According to the New York Times, Square has just closed a round of venture funding of $150 million. As a result of this influx of money, the company is now valued at $6 billion. It comes after Square was rumored to be in buyout talks with Apple (News - Alert), but now competes with that company and several others in the contested payment processing industry.
San Francisco-based Square, Inc. was founded in 2009 by Jack Dorsey and Jim McKelvey. The company is well-known for its small plastic card reader that plugs into the audio jack of a smartphone or mobile device.

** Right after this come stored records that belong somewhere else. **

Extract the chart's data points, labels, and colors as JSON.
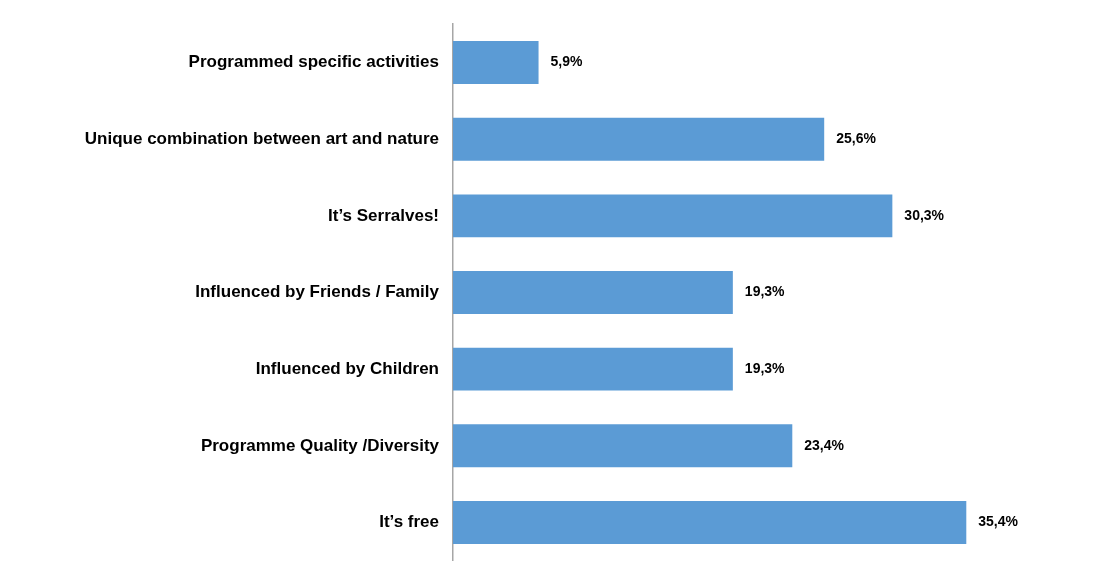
{
  "chart_data": {
    "type": "bar",
    "orientation": "horizontal",
    "categories": [
      "Programmed specific activities",
      "Unique combination between art and nature",
      "It’s Serralves!",
      "Influenced by Friends / Family",
      "Influenced by Children",
      "Programme Quality /Diversity",
      "It’s free"
    ],
    "values": [
      5.9,
      25.6,
      30.3,
      19.3,
      19.3,
      23.4,
      35.4
    ],
    "value_labels": [
      "5,9%",
      "25,6%",
      "30,3%",
      "19,3%",
      "19,3%",
      "23,4%",
      "35,4%"
    ],
    "color": "#5b9bd5",
    "grid": false,
    "legend": false
  }
}
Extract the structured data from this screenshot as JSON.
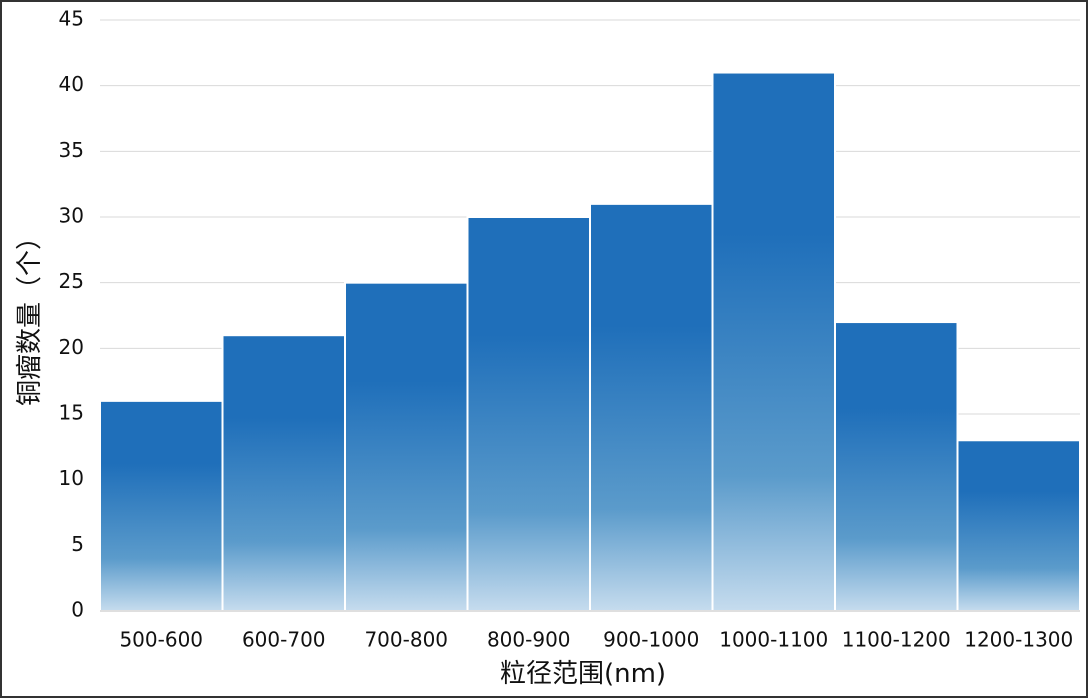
{
  "chart_data": {
    "type": "bar",
    "x_label": "粒径范围(nm)",
    "y_label": "铜瘤数量（个）",
    "categories": [
      "500-600",
      "600-700",
      "700-800",
      "800-900",
      "900-1000",
      "1000-1100",
      "1100-1200",
      "1200-1300"
    ],
    "values": [
      16,
      21,
      25,
      30,
      31,
      41,
      22,
      13
    ],
    "color": "#1f6fba",
    "ylim": [
      0,
      45
    ],
    "yticks": [
      0,
      5,
      10,
      15,
      20,
      25,
      30,
      35,
      40,
      45
    ],
    "grid": true
  }
}
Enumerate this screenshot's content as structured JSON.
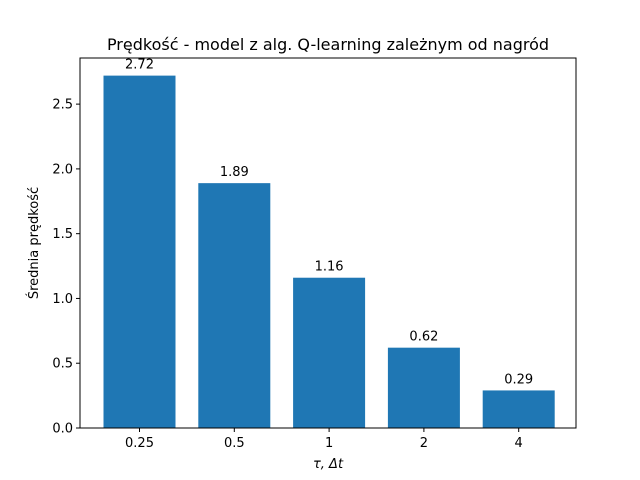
{
  "chart_data": {
    "type": "bar",
    "title": "Prędkość - model z alg. Q-learning zależnym od nagród",
    "xlabel": "τ, Δt",
    "ylabel": "Średnia prędkość",
    "categories": [
      "0.25",
      "0.5",
      "1",
      "2",
      "4"
    ],
    "values": [
      2.72,
      1.89,
      1.16,
      0.62,
      0.29
    ],
    "data_labels": [
      "2.72",
      "1.89",
      "1.16",
      "0.62",
      "0.29"
    ],
    "yticks": [
      "0.0",
      "0.5",
      "1.0",
      "1.5",
      "2.0",
      "2.5"
    ],
    "ylim": [
      0,
      2.856
    ],
    "grid": false,
    "legend": "none",
    "bar_color": "#1f77b4"
  }
}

It also offers the Stand, which connects to an iPad and makes the combination of the two along with an app, function like a POS station.
A TechCrunch article claims that Apple recently talked to Square about a possible buyout, but the deal fell through because Apple’s $3 billion offer was $2 billion less than what Square thought it was worth. Square denied any rumors of a buyout or IPO in an August blog post. Since then, Apple has pushed its Apple Pay system and has received strong support, especially from major banks.
Square finds itself in a pretty competitive market with other vendors as well as with Apple Pay. Amazon is offering the Amazon Local Register, a device similar to Square’s that also plugs into the audio jack of a mobile device. PayPal (News - Alert) is always going to be a major competitor in this market. Google has developed wallet and Facebook is expected to add payments support to its Messenger app.
Square is currently working on an EMV reader and is taking requests from interested parties to be notified when preordering for the upgraded reader begins. It has also developed solutions that are industry specific and is involved in Caviar, a third-party food delivery service for restaurants that do not offer delivery.
In 2013, Square lost $100 million. Although it continues to attract investors and has customers like Starbucks who have bought into its offerings, the company will soon have to demonstrate its viability. The market is competitive and after EMV becomes the standard in 2015, it will be clearer where the industry stands. Square will have to show at that point that it can be self-sustaining in order to survive.